5. A TAXACAO DOS INATIVOS ORIUNDA DA EMENDA 41/2003

A tão malfadada taxação dos inativos teve seu objeto originado do art. 4º da Emenda Constitucional de número 41, o qual versa sobre a contribuição previdenciária dos aposentados e pensionistas. Lê-se abaixo o referido dispositivo:

Art. 4º Os servidores inativos e os pensionistas da União, dos Estados, do Distrito Federal e dos Municípios, incluídas suas autarquias e fundações, em gozo de benefícios na data de publicação desta Emenda, bem como os alcançados pelo disposto no seu art. 3º, contribuirão para o custeio do regime de que trata o art. 40 da Constituição Federal com percentual igual ao estabelecido para os servidores titulares de cargos efetivos. Parágrafo único. A contribuição previdenciária a que se refere o caput incidirá apenas sobre a parcela dos proventos e das pensões que supere:

I – cinqüenta por cento do limite máximo estabelecido para os benefícios do regime geral de previdência social de que trata o art. 201 da Constituição Federal, para os servidores inativos e os pensionistas dos Estados, do Distrito Federal e dos Municípios;

II – sessenta por cento do limite máximo estabelecido para os benefícios do regime geral de previdência social de que trata o art. 201 da Constituição Federal, para os servidores inativos e os pensionistas da União.

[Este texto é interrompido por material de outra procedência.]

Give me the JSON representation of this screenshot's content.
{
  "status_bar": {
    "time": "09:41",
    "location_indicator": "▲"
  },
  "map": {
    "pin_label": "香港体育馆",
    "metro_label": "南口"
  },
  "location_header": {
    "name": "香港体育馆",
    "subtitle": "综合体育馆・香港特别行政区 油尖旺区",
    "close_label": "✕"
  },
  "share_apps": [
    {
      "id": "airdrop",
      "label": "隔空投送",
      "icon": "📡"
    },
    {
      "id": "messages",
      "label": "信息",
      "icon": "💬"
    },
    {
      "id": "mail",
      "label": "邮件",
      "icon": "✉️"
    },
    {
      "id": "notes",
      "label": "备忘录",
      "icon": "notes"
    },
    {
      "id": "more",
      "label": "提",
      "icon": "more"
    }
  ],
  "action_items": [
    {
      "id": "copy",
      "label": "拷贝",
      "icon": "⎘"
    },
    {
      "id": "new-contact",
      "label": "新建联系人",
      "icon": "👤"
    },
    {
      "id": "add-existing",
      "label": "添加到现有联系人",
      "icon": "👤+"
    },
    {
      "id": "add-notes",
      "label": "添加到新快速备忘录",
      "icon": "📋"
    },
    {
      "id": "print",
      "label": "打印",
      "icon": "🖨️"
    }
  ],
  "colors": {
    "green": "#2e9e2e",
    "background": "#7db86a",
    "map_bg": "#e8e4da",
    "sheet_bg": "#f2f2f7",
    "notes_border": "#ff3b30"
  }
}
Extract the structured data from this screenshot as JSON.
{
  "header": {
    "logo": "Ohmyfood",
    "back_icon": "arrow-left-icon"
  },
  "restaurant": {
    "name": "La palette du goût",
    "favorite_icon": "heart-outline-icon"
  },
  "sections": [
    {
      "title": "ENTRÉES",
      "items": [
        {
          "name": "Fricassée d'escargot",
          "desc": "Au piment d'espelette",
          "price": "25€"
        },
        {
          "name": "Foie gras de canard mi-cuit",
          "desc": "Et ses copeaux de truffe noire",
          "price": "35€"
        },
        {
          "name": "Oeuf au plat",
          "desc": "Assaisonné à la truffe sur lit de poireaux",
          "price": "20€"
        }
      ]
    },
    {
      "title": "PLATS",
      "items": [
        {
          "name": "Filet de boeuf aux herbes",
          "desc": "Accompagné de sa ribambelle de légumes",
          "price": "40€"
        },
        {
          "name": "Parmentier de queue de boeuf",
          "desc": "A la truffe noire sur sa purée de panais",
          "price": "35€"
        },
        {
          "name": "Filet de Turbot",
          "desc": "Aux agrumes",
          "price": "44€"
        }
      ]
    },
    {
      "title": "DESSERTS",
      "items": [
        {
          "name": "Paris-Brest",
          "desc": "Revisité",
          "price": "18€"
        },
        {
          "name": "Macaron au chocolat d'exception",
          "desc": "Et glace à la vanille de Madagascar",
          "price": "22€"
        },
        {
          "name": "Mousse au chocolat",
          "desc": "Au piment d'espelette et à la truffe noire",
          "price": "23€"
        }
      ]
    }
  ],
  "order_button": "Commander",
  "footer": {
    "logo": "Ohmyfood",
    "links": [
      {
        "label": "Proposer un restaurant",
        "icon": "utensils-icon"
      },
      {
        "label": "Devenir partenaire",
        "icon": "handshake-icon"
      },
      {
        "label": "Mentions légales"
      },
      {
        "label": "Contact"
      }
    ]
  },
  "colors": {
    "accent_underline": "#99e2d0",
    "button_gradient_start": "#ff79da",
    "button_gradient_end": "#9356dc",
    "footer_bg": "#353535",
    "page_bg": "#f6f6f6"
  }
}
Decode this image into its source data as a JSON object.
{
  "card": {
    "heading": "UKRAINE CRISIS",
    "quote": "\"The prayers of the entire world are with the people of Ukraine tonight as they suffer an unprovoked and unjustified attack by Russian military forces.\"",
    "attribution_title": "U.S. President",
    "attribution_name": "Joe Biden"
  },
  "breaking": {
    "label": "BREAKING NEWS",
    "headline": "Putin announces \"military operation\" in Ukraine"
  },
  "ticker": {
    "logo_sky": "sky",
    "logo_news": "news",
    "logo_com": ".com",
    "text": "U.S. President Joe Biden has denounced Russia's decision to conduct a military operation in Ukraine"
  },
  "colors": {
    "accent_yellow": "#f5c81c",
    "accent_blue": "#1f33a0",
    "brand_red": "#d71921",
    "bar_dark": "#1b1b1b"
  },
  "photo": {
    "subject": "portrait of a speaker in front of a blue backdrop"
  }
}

Tratou a referida emenda, especialmente no que diz respeito ao artigo supra, sobre a instituição de um regime diferenciado para aqueles servidores que obtiveram a concessão de suas aposentadorias após o início da vigência desta emenda onde terão, a partir de então, que contribuir sobre todo aquele valor que exceda o teto de R$ 2.400,00 e os que estão desde antes aposentados, que contribuirão no valor de 50% sobre o que superar o valor do teto, se servidor inativo ou pensionista dos Estados, Distrito Federal ou Município e de 60%, caso perceba os proventos da União.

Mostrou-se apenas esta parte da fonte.